In keeping with lasts month's "meaningful management and staff presence" Notice of Apparent Liability ("NAL"), the FCC again upwardly adjusted a fine, totaling $10,000, against a Pennsylvania broadcaster for repeated failure to maintain at least one management level and one staff level employee at the main studio during regular business hours as required by Section 73.1125 of the FCC's Rules. At the time of the initial inspection by a local Enforcement Bureau Field Agent, the "main studio", which was located within a church, was unattended and locked.
The FCC requires that licensees maintain a "meaningful management and staff presence" at a station's main studio. Based on a 1991 FCC decision, the FCC defines "meaningful" as at least one management level employee and one staff level employee generally being present "during normal business hours."
Church personnel informed the Field Agent that "no one associated with the station works at the main studio location and the room is always locked." Once contacted, the station engineer arrived at the main studio within half an hour so as to participate in the inspection. Before the conclusion of that inspection, the Field Agent informed the station engineer of the licensee's obligation to staff the main studio during regular business hours.

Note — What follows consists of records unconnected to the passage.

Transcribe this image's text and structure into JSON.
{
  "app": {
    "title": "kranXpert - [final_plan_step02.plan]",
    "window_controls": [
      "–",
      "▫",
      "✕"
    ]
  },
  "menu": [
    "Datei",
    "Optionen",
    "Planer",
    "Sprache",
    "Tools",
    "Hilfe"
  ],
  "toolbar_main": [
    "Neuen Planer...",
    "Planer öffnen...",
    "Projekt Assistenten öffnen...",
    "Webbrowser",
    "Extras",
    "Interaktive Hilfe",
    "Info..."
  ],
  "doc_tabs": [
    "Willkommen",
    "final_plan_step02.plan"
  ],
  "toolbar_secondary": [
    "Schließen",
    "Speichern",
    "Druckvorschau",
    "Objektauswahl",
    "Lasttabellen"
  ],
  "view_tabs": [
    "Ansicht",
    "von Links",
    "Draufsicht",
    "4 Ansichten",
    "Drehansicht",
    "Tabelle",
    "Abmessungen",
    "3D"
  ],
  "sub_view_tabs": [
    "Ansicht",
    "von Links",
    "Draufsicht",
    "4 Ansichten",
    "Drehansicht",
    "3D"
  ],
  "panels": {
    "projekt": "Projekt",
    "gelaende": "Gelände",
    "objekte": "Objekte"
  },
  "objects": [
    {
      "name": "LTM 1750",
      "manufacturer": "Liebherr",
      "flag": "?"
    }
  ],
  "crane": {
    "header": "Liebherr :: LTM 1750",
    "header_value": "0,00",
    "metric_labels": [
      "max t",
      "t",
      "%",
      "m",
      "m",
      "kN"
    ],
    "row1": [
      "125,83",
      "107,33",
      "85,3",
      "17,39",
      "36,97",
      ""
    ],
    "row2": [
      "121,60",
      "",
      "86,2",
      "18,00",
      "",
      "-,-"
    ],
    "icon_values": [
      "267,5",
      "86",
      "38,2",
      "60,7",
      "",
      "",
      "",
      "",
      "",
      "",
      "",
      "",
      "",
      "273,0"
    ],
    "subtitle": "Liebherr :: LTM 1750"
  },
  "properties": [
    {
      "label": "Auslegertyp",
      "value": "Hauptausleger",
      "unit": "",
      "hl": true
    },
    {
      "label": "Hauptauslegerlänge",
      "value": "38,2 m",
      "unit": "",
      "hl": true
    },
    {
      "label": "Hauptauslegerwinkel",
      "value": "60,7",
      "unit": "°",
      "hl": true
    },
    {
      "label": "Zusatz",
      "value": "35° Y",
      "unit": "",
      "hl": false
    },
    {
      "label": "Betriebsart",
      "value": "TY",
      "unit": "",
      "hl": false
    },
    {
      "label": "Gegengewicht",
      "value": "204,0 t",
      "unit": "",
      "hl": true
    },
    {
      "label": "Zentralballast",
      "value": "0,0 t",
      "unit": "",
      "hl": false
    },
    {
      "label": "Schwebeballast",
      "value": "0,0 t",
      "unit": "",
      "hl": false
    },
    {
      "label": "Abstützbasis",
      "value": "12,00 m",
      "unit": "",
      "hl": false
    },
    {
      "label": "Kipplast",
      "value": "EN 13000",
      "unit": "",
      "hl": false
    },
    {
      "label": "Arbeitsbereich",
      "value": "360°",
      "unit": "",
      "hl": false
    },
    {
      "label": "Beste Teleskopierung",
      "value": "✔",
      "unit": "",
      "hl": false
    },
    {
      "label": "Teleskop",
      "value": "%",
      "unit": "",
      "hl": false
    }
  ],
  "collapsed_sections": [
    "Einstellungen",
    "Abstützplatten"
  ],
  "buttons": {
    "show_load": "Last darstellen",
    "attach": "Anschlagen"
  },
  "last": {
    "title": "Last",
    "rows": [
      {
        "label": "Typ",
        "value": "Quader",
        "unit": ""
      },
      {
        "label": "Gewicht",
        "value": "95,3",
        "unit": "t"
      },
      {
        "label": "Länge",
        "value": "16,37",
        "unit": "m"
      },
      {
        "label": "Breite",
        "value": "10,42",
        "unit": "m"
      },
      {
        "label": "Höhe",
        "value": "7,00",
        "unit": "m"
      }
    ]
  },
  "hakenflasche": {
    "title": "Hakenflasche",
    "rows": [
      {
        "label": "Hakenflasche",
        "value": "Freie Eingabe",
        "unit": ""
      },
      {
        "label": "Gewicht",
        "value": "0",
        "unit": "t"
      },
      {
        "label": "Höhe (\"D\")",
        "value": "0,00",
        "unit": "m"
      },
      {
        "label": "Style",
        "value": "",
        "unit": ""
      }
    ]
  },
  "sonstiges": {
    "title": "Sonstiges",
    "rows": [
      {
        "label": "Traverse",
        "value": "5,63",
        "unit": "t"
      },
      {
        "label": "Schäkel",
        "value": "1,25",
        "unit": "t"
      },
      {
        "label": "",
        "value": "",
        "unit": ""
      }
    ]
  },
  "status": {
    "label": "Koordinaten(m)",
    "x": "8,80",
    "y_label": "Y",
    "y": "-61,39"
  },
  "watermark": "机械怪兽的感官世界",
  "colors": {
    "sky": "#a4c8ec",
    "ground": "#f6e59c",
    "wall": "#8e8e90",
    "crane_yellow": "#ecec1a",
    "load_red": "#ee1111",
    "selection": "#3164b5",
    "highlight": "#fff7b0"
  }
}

A follow up inspection took place less than a month later and the Field Agent again found the station unattended and locked during regular business hours. The Field Agent contacted the licensee, who acquired the station in early 2008. A representative of the licensee indicated that she was "unaware of the main studio requirement and would thereafter staff the station's main studio.…" The base fine for violating the Main Studio Rule is $7000. Section 503 of the United States Code provides the FCC with the authority to adjust the penalties downward or upward based on the "nature, circumstances, extent and gravity of the violations, and with respect to the violator, the degree of culpability, any history of prior offenses, ability to pay, and other such matters as justice may require." In this case, the FCC found that the station's "failure to correct the violation after receiving a warning during the first inspection was egregious and warranted an upward adjustment," costing the licensee an extra $3,000 on top of the $7,000 base fine.